Hayata geçebildiği taktirde 30 yıl süren çatışma döneminin ardından sorunun siyaset zemininde ele alındığı bir demokratik çözüm aşamasına geçiyoruz. Barış hedefi açısından bu kuşkusuz çok değerli bir imkandır. Öngörülemeyen çok sürpriz bir gelişme olmazsa bu sürecin kolay kolay ters düz olabileceğini zannetmiyorum.
YALÇIN BAYER
Atatürk yolunda samimiyet sınavı.
Başbakan Erdoğan, BOP Başkanı olarak son görevini yapıyor. ‘Şimdilik’ tepki olmamasının nedeni yarın bir şey olmayacağının garantisi değil. Başkanlık sürecine giderken, üç ay önce ağır laflar ettiği PKK’ye karşı şimdi ‘şirin’lik gösterisine kalkışması, dilenir ki, umulan beklentileri karşılar.

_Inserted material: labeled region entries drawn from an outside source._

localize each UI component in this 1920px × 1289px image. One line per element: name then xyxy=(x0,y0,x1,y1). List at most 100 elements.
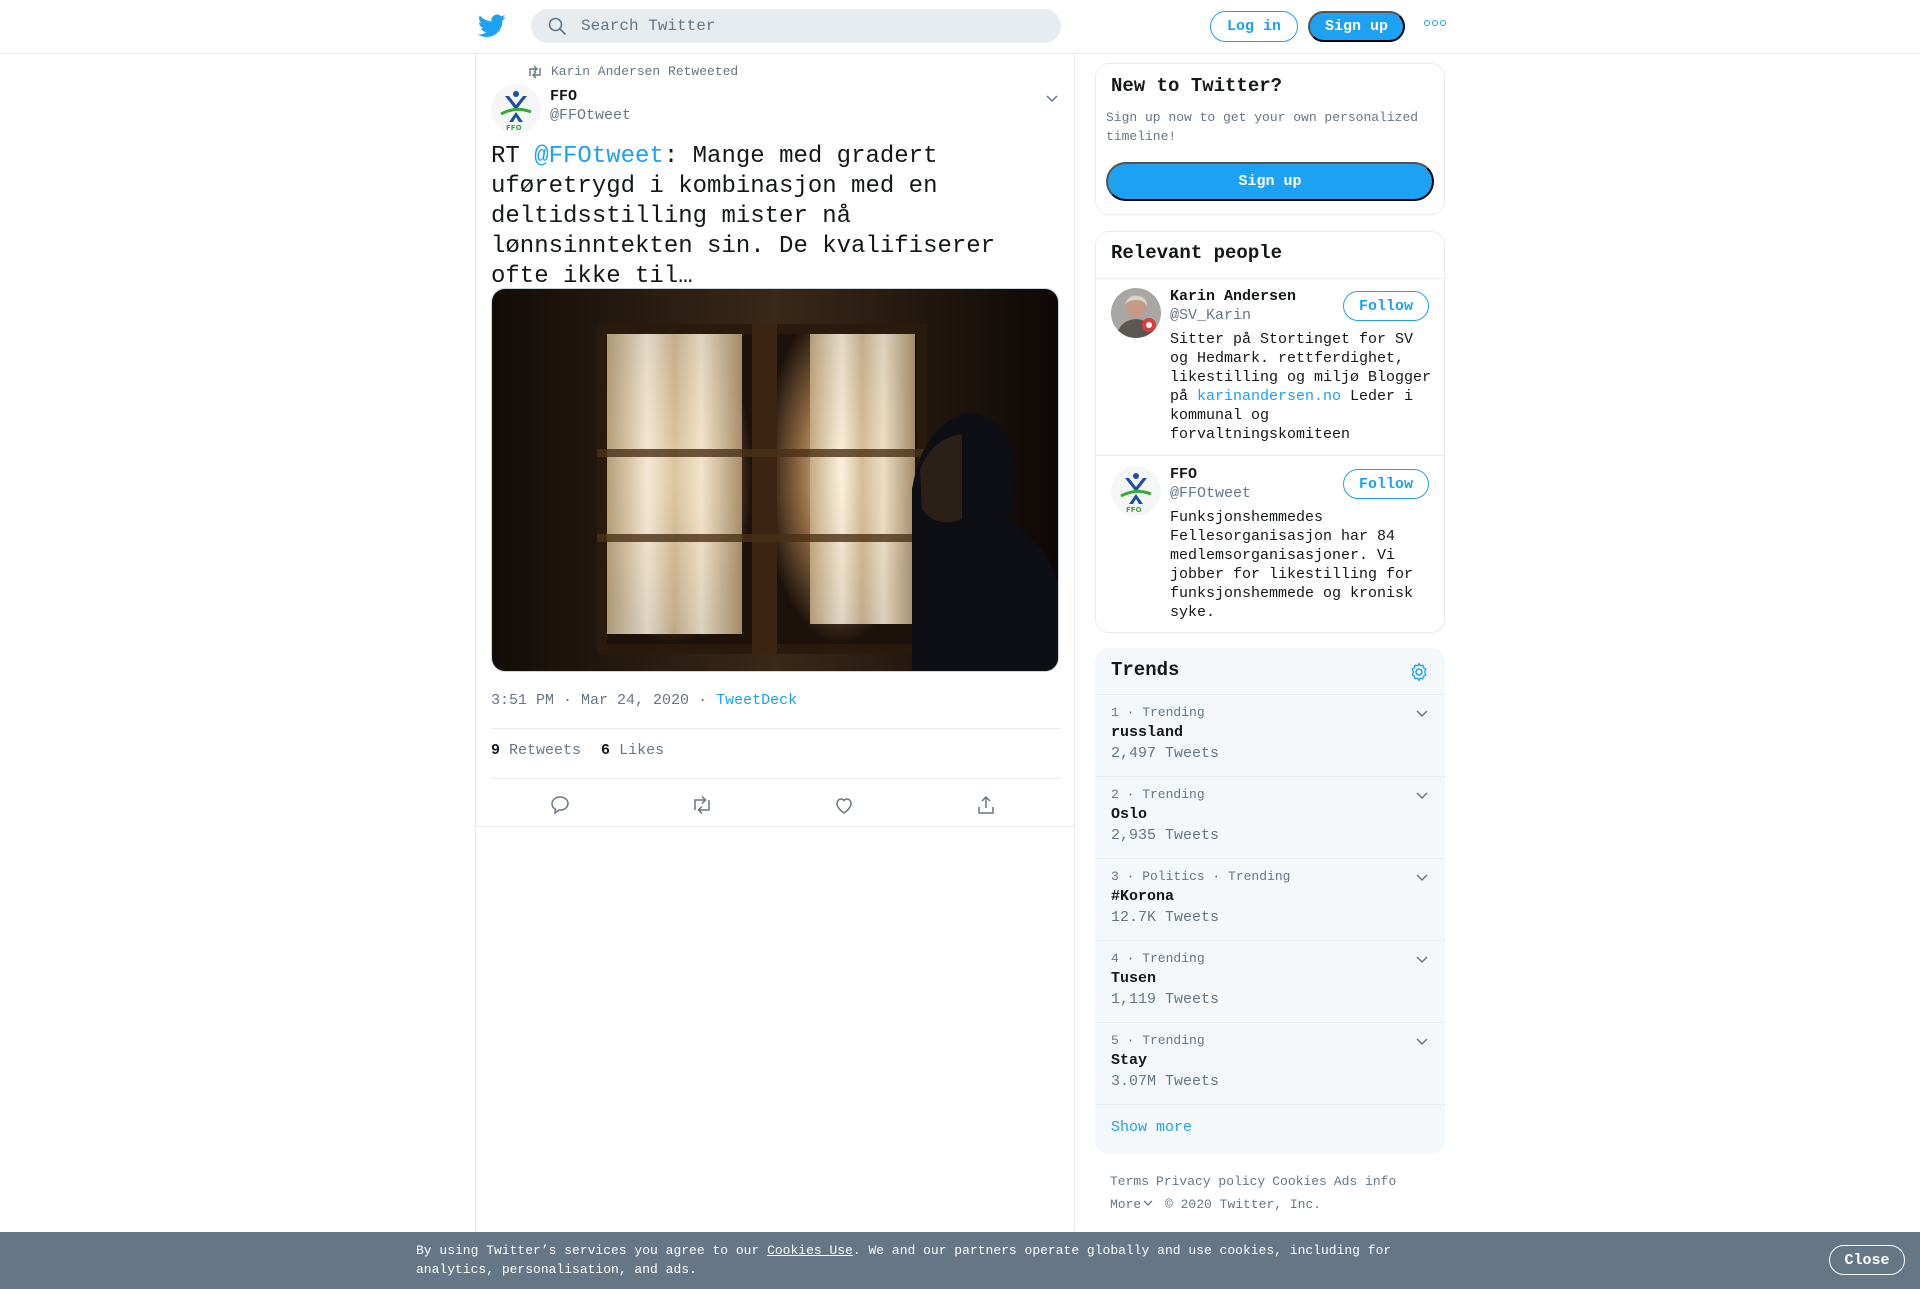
likes-label: Likes xyxy=(619,742,665,759)
chevron-down-icon[interactable] xyxy=(1414,787,1430,803)
author-avatar[interactable]: FFO xyxy=(491,84,541,134)
tweet-source-link[interactable]: TweetDeck xyxy=(716,692,797,709)
trend-name: #Korona xyxy=(1111,888,1175,905)
retweets-label: Retweets xyxy=(509,742,582,759)
cookies-use-link[interactable]: Cookies Use xyxy=(767,1243,853,1258)
more-dots-icon[interactable] xyxy=(1424,20,1446,32)
trend-name: Oslo xyxy=(1111,806,1148,823)
retweet-icon[interactable] xyxy=(691,794,713,816)
relevant-people-card: Relevant people Karin Andersen @SV_Karin… xyxy=(1095,231,1445,633)
chevron-down-icon[interactable] xyxy=(1414,951,1430,967)
login-button[interactable]: Log in xyxy=(1210,11,1298,42)
chevron-down-icon[interactable] xyxy=(1044,90,1060,106)
retweet-small-icon xyxy=(527,65,543,79)
footer-link-ads-info[interactable]: Ads info xyxy=(1334,1174,1396,1189)
footer-links: Terms Privacy policy Cookies Ads info xyxy=(1110,1170,1440,1193)
trend-context: 5 · Trending xyxy=(1111,1033,1205,1048)
footer-more-label: More xyxy=(1110,1197,1142,1212)
author-handle[interactable]: @FFOtweet xyxy=(550,107,631,124)
top-header: Log in Sign up xyxy=(0,0,1920,54)
follow-button[interactable]: Follow xyxy=(1343,291,1429,321)
chevron-down-icon[interactable] xyxy=(1414,705,1430,721)
person-name[interactable]: Karin Andersen xyxy=(1170,288,1296,305)
trend-context: 1 · Trending xyxy=(1111,705,1205,720)
reply-icon[interactable] xyxy=(549,794,571,816)
svg-text:FFO: FFO xyxy=(1126,506,1142,514)
twitter-bird-icon[interactable] xyxy=(477,14,506,38)
likes-stat[interactable]: 6 Likes xyxy=(601,742,664,759)
divider xyxy=(491,728,1061,729)
like-icon[interactable] xyxy=(833,794,855,816)
footer-link-cookies[interactable]: Cookies xyxy=(1272,1174,1327,1189)
chevron-down-icon[interactable] xyxy=(1414,1033,1430,1049)
person-handle[interactable]: @FFOtweet xyxy=(1170,485,1251,502)
search-icon xyxy=(547,16,567,36)
footer-link-terms[interactable]: Terms xyxy=(1110,1174,1149,1189)
tweet-mention-link[interactable]: @FFOtweet xyxy=(534,143,664,170)
trend-count: 12.7K Tweets xyxy=(1111,909,1220,926)
trend-item[interactable]: 5 · Trending Stay 3.07M Tweets xyxy=(1096,1023,1446,1105)
new-to-twitter-card: New to Twitter? Sign up now to get your … xyxy=(1095,63,1445,215)
gear-icon[interactable] xyxy=(1409,662,1429,682)
person-name[interactable]: FFO xyxy=(1170,466,1197,483)
sidebar-footer: Terms Privacy policy Cookies Ads info More … xyxy=(1110,1170,1440,1216)
person-card[interactable]: FFO FFO @FFOtweet Follow Funksjonshemmed… xyxy=(1096,458,1444,634)
trend-name: Tusen xyxy=(1111,970,1157,987)
retweet-context[interactable]: Karin Andersen Retweeted xyxy=(527,64,738,79)
close-button[interactable]: Close xyxy=(1829,1245,1905,1275)
signup-button[interactable]: Sign up xyxy=(1308,11,1405,42)
cookie-text: By using Twitter’s services you agree to… xyxy=(416,1241,1416,1279)
trends-card: Trends 1 · Trending russland 2,497 Tweet… xyxy=(1095,648,1446,1154)
person-bio-link[interactable]: karinandersen.no xyxy=(1197,388,1341,405)
sidebar-signup-button[interactable]: Sign up xyxy=(1106,162,1434,201)
meta-separator: · xyxy=(698,692,708,709)
retweets-count: 9 xyxy=(491,742,501,759)
share-icon[interactable] xyxy=(975,794,997,816)
retweets-stat[interactable]: 9 Retweets xyxy=(491,742,581,759)
search-bar[interactable] xyxy=(531,9,1061,43)
trend-item[interactable]: 1 · Trending russland 2,497 Tweets xyxy=(1096,695,1446,777)
trends-header: Trends xyxy=(1096,649,1446,695)
relevant-people-header: Relevant people xyxy=(1096,232,1444,279)
trend-count: 3.07M Tweets xyxy=(1111,1073,1220,1090)
tweet-text-prefix: RT xyxy=(491,143,535,170)
chevron-down-icon[interactable] xyxy=(1414,869,1430,885)
tweet-meta: 3:51 PM · Mar 24, 2020 · TweetDeck xyxy=(491,692,797,709)
relevant-people-title: Relevant people xyxy=(1111,242,1283,264)
follow-button[interactable]: Follow xyxy=(1343,469,1429,499)
tweet-actions xyxy=(491,790,1061,822)
footer-bottom: More © 2020 Twitter, Inc. xyxy=(1110,1193,1440,1216)
new-to-twitter-title: New to Twitter? xyxy=(1111,75,1283,97)
person-card[interactable]: Karin Andersen @SV_Karin Follow Sitter p… xyxy=(1096,280,1444,456)
person-handle[interactable]: @SV_Karin xyxy=(1170,307,1251,324)
svg-text:FFO: FFO xyxy=(506,124,522,132)
person-bio: Sitter på Stortinget for SV og Hedmark. … xyxy=(1170,330,1440,444)
trend-item[interactable]: 4 · Trending Tusen 1,119 Tweets xyxy=(1096,941,1446,1023)
tweet-stats: 9 Retweets 6 Likes xyxy=(491,742,664,759)
divider xyxy=(476,826,1074,827)
retweet-context-text: Karin Andersen Retweeted xyxy=(551,64,739,79)
trend-name: russland xyxy=(1111,724,1184,741)
author-name[interactable]: FFO xyxy=(550,88,577,105)
search-input[interactable] xyxy=(581,17,1021,35)
person-avatar[interactable]: FFO xyxy=(1111,466,1161,516)
person-avatar[interactable] xyxy=(1111,288,1161,338)
trend-item[interactable]: 2 · Trending Oslo 2,935 Tweets xyxy=(1096,777,1446,859)
trend-context: 4 · Trending xyxy=(1111,951,1205,966)
trend-count: 1,119 Tweets xyxy=(1111,991,1220,1008)
likes-count: 6 xyxy=(601,742,611,759)
tweet-timestamp[interactable]: 3:51 PM · Mar 24, 2020 xyxy=(491,692,689,709)
trend-item[interactable]: 3 · Politics · Trending #Korona 12.7K Tw… xyxy=(1096,859,1446,941)
footer-link-privacy[interactable]: Privacy policy xyxy=(1156,1174,1265,1189)
tweet-photo[interactable] xyxy=(491,288,1059,672)
footer-more-link[interactable]: More xyxy=(1110,1197,1153,1212)
trend-context: 2 · Trending xyxy=(1111,787,1205,802)
trend-name: Stay xyxy=(1111,1052,1148,1069)
divider xyxy=(491,778,1061,779)
show-more-link[interactable]: Show more xyxy=(1111,1119,1192,1136)
tweet-column: Karin Andersen Retweeted FFO FFO @FFOtwe… xyxy=(475,54,1075,1232)
tweet-text: RT @FFOtweet: Mange med gradert uføretry… xyxy=(491,142,1061,292)
new-to-twitter-description: Sign up now to get your own personalized… xyxy=(1106,110,1419,144)
trends-title: Trends xyxy=(1111,659,1180,681)
trend-count: 2,497 Tweets xyxy=(1111,745,1220,762)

Aydınlar içerde, halk durumu şaşkınlıkla izliyor; suskun.
Bir anlamda ‘Kardeşlik’ herkesin beklentisi...
Öcalan tecrübeli bir örgüt lideri ve ‘siyasetçi’... Yol haritasını gösterdi.
Ama sorular çok, herşey açık ve şeffaf değil.
Öcalan bunu söylerken, zamanında bunları niye dile getirmedi.
Silah bırakılacak da nasıl?
Mücadeleyi bırakıyor mu, hayır!...
Siyaset nasıl biçimlenecek; önce yerel yönetimlerle mi bir başlangıç yapılacak?
‘Misaki Milli sınırlarındaki Türk halkı bölünmüştür’ derken, yeni bir Anayasa vurgusu yapıyor... 1924 Anayasasının Türkiye’ye yeteceğini söylüyor.
Burada Atatürk’ün kurucu projelerine vurgu yapıyor; bunu önemsemek gerekiyor.
Herşey ‘samimiyete’ bağlı...
Erdoğan ve Öcalan işte bu sınavı verecekler.